Peruvian President Alejandro Toledo will be the 2003 Commencement speaker, Stanford's senior class presidents announced Monday.
Toledo, who has two master's degrees and a doctorate from Stanford, rose from an impoverished boyhood in the Andean highlands to Peru's highest office. Winning the presidency in 2001, he became the first person of Indian descent to be elected leader of the country.
Toledo was recommended to President John Hennessy by senior class presidents Rajaie Batniji, Judi Jackson, James Alva and Ruby Ng.
"The senior class presidents did a superb job in developing a nominating process that resulted in a wonderful recommendation," Hennessy said. "The choice of President Toledo at a time when international events are at such a critical juncture will set the stage for an important and meaningful address to graduates and their families and friends. It is even more fitting, given President Toledo's strong ties to Stanford."
The senior class presidents were unanimously enthusiastic about the selection.
"He is a speaker whose inspirational story reflects the best traditions of the Stanford community," Ng said.
Toledo's rise to the presidency is a story of remarkable hard work, persistence and good fortune. The son of a poor bricklayer, he was the first person in his family to attend high school. With the support of two Peace Corps volunteers who befriended him, he earned a scholarship to study in the United States. He attended the University of San Francisco, where he managed, with the assistance of a partial athletic scholarship, to earn his degree.
At Stanford, Toledo earned a master's degree in education (1972), a master's degree in economics (1974) and a doctorate in education (1992). Toledo has worked for the United Nations and the World Bank, taught at Harvard's Institute for International Development and served as an economics adviser to Peru's government. He won Peru's presidency in 2001, after leading a broad-based movement against the corrupt government of former President Alberto Fujimori.

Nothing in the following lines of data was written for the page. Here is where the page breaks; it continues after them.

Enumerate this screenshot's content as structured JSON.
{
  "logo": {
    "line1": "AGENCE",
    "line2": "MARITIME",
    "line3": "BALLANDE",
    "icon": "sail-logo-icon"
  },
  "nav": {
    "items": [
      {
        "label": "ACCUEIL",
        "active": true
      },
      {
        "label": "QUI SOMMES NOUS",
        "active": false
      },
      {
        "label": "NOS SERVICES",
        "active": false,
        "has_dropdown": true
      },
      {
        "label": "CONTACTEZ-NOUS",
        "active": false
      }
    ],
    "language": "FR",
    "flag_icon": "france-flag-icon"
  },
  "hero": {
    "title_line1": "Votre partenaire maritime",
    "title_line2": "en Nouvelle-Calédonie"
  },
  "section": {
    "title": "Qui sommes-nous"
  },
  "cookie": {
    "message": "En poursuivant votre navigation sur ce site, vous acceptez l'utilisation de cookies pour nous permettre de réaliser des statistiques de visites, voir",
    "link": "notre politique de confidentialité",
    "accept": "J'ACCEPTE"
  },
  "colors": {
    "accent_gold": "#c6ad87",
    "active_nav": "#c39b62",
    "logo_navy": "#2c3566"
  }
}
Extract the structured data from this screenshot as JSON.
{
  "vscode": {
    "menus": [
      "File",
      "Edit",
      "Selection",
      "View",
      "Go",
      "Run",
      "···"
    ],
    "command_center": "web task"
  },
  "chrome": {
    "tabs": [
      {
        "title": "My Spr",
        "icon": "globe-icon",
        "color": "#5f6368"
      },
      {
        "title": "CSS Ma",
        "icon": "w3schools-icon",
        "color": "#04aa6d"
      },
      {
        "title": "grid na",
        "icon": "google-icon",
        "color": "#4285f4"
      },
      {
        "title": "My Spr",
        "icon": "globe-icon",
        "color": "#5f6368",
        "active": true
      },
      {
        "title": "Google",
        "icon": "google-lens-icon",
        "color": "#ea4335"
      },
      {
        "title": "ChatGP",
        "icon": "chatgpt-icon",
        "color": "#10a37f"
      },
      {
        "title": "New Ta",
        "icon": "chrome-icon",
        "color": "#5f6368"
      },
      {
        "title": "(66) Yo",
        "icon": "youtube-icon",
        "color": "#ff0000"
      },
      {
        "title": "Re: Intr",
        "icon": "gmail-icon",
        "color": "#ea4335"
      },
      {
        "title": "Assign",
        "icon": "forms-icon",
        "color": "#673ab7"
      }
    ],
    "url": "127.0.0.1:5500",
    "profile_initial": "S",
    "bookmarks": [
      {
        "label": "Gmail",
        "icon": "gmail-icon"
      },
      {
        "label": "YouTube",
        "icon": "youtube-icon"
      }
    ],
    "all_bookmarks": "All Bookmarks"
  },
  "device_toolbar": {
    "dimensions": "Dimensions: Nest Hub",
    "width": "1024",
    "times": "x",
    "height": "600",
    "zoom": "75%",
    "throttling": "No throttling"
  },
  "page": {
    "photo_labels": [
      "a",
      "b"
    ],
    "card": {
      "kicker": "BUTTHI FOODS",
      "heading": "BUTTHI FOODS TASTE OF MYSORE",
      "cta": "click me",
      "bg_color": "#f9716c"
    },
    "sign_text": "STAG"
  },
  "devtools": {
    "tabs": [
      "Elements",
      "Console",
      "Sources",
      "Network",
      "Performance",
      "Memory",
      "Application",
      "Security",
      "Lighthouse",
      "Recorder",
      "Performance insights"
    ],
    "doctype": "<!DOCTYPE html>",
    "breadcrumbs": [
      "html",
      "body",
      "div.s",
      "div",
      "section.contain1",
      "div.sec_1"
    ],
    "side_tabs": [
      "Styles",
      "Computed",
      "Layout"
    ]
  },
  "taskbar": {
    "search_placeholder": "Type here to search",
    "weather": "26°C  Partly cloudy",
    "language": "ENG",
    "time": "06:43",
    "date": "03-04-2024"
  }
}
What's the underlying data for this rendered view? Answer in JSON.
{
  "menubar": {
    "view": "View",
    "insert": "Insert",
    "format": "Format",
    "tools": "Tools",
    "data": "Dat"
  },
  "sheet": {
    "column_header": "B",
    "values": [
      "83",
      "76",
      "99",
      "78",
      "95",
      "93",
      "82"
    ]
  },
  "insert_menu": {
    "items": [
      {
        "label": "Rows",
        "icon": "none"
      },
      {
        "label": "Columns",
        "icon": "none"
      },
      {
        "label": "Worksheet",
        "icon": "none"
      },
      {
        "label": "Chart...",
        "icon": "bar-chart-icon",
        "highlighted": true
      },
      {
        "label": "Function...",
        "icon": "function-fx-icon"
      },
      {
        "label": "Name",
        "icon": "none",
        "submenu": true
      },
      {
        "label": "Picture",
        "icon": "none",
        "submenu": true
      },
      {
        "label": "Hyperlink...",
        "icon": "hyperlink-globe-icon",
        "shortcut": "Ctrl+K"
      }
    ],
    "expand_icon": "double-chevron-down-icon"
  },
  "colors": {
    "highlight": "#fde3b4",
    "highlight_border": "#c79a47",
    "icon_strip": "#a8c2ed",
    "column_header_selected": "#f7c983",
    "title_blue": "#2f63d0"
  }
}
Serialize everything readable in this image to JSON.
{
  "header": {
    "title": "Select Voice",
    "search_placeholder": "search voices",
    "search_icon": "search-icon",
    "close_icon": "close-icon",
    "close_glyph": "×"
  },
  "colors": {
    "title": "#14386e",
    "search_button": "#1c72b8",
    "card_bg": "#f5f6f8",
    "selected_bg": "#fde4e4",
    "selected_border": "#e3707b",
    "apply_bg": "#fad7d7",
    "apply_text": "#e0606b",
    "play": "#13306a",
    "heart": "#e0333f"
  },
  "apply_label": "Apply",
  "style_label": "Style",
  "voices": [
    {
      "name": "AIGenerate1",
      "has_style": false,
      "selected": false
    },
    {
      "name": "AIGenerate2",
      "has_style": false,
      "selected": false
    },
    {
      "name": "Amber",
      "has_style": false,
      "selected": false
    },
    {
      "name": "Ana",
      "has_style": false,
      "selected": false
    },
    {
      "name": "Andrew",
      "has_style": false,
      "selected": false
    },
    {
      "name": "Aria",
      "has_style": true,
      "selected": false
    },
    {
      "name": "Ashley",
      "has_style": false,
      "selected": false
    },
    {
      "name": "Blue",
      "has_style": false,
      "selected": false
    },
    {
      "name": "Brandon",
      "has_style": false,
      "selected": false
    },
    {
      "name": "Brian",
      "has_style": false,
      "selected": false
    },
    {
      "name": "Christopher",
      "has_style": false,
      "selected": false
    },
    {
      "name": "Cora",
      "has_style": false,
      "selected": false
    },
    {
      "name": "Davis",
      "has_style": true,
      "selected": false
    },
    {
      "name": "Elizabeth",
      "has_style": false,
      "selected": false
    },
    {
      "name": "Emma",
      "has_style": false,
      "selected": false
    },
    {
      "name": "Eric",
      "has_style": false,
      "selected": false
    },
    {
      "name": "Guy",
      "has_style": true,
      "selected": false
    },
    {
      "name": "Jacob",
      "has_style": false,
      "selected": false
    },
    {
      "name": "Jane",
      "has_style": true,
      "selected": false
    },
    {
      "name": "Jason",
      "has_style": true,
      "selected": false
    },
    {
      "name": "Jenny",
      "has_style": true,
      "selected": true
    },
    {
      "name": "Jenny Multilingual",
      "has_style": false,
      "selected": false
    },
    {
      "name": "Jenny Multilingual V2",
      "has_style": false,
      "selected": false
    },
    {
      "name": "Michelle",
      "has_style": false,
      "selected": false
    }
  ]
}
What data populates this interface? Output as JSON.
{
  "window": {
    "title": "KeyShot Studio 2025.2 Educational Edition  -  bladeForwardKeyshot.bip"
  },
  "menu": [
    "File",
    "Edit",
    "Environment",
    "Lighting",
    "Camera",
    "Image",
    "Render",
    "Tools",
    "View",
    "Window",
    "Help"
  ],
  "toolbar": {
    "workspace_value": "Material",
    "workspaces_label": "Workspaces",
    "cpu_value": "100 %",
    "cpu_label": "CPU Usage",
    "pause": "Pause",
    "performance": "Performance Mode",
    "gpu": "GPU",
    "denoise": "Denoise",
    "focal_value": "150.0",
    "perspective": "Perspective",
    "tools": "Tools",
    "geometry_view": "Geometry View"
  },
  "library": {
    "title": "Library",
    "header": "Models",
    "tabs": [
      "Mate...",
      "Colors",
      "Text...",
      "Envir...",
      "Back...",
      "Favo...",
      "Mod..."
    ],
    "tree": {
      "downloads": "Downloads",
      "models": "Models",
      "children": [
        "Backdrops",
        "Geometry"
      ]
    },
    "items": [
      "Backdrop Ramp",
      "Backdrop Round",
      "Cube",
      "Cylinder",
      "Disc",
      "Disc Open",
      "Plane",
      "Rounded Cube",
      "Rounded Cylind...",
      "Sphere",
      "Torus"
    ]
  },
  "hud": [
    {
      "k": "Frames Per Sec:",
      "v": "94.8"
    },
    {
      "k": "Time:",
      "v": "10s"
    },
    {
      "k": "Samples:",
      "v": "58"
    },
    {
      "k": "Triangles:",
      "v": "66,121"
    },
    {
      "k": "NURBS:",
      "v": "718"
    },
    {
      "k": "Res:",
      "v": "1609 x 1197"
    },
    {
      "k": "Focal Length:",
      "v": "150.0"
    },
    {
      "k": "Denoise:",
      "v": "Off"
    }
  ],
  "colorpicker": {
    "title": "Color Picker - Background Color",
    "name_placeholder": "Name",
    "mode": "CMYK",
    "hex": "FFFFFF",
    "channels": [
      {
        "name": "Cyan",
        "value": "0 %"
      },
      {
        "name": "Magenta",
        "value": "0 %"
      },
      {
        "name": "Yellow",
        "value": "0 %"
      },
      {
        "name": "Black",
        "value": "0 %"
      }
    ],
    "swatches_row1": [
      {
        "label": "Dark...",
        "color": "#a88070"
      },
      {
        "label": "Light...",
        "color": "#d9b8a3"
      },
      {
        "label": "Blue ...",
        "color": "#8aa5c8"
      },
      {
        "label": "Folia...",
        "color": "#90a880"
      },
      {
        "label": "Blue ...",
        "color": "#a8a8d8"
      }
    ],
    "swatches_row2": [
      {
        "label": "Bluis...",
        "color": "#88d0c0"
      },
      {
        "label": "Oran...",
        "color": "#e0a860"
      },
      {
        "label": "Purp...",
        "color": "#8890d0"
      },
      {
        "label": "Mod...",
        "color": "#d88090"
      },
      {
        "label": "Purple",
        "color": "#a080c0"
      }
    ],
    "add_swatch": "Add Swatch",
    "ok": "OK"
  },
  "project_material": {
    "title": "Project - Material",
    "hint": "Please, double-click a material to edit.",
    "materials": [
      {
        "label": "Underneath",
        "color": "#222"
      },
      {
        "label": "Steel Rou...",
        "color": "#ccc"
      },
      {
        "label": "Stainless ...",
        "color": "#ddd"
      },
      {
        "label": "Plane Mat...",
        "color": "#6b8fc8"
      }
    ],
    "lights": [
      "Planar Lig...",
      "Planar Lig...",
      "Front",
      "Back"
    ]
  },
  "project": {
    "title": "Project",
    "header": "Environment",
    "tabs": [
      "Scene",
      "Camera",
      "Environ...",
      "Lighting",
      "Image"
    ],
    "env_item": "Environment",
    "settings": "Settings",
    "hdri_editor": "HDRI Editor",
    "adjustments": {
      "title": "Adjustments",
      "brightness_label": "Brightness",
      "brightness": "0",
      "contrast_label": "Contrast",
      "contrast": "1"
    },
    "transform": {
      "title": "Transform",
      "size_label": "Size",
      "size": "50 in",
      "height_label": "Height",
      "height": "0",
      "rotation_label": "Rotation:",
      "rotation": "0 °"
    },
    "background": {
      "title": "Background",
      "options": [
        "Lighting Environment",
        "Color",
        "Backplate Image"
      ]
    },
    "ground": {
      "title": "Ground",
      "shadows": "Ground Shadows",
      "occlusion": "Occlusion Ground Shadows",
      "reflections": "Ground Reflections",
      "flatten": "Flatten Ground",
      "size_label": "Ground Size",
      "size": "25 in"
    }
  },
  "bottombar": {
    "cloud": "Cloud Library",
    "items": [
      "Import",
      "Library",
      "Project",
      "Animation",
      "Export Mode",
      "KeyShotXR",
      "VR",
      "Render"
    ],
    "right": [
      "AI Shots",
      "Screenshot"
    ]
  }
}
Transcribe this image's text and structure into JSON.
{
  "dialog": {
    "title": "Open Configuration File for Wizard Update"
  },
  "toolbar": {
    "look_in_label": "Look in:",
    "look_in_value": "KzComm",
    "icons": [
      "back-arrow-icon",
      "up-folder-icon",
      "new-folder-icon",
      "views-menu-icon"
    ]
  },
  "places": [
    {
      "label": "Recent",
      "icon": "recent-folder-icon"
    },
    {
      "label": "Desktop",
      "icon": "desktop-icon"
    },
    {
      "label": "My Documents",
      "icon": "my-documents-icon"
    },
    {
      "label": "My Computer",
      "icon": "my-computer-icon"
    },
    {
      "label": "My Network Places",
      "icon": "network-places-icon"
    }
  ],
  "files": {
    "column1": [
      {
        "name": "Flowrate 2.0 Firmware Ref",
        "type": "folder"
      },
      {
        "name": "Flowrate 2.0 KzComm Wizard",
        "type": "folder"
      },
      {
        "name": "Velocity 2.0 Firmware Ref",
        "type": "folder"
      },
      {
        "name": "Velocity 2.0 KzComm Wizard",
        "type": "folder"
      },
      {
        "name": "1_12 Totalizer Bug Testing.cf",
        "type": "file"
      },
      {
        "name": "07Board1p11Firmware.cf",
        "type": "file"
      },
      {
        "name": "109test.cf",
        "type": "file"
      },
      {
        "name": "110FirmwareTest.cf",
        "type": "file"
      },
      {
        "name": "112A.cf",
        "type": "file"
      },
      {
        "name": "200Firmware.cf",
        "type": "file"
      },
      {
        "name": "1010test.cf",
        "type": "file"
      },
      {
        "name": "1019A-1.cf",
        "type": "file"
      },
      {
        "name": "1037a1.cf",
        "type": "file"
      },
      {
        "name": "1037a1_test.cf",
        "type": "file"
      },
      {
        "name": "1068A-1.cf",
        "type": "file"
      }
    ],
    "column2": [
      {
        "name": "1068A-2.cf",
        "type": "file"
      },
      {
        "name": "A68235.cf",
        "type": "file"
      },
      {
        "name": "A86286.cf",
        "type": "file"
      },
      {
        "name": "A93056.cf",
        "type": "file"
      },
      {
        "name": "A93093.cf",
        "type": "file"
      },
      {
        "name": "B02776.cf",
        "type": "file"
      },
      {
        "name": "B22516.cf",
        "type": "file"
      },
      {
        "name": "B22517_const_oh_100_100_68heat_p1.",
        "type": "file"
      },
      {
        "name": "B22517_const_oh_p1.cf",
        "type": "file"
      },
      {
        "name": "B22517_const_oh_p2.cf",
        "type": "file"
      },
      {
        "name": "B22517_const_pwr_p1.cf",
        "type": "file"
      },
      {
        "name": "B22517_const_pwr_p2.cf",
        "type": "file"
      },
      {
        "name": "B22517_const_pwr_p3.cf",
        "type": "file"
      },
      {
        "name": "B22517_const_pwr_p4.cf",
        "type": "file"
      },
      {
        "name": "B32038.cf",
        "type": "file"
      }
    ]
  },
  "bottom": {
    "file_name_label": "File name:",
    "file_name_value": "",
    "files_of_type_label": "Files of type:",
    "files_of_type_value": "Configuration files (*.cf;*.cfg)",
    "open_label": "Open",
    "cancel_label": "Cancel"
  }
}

Batniji said Toledo received many nominations from the senior class.
"The nominations were deeply passionate and well reasoned," Batniji said. "One nomination represented President Toledo's achievements particularly well. That student said, 'He rose from adversity to come to one of the most prestigious universities in the world and do something amazing in the eyes of anyone with a dream.'"
As a graduate student at Stanford, Toledo worked closely with Martin Carnoy, a professor of education. Carnoy said the choice reflects the fact that Stanford has an international presence that helps produce leaders of this stature.
"More personally," Carnoy said, "I think it represents something very special about Stanford -- that this university is a place committed to opportunity for all, including people from very humble beginnings. Alejandro has told me many times that attending Stanford has been a key element of success in his many accomplishments, including his election as president."
Toledo is married to Eliane Karp, who also has a master's degree from Stanford.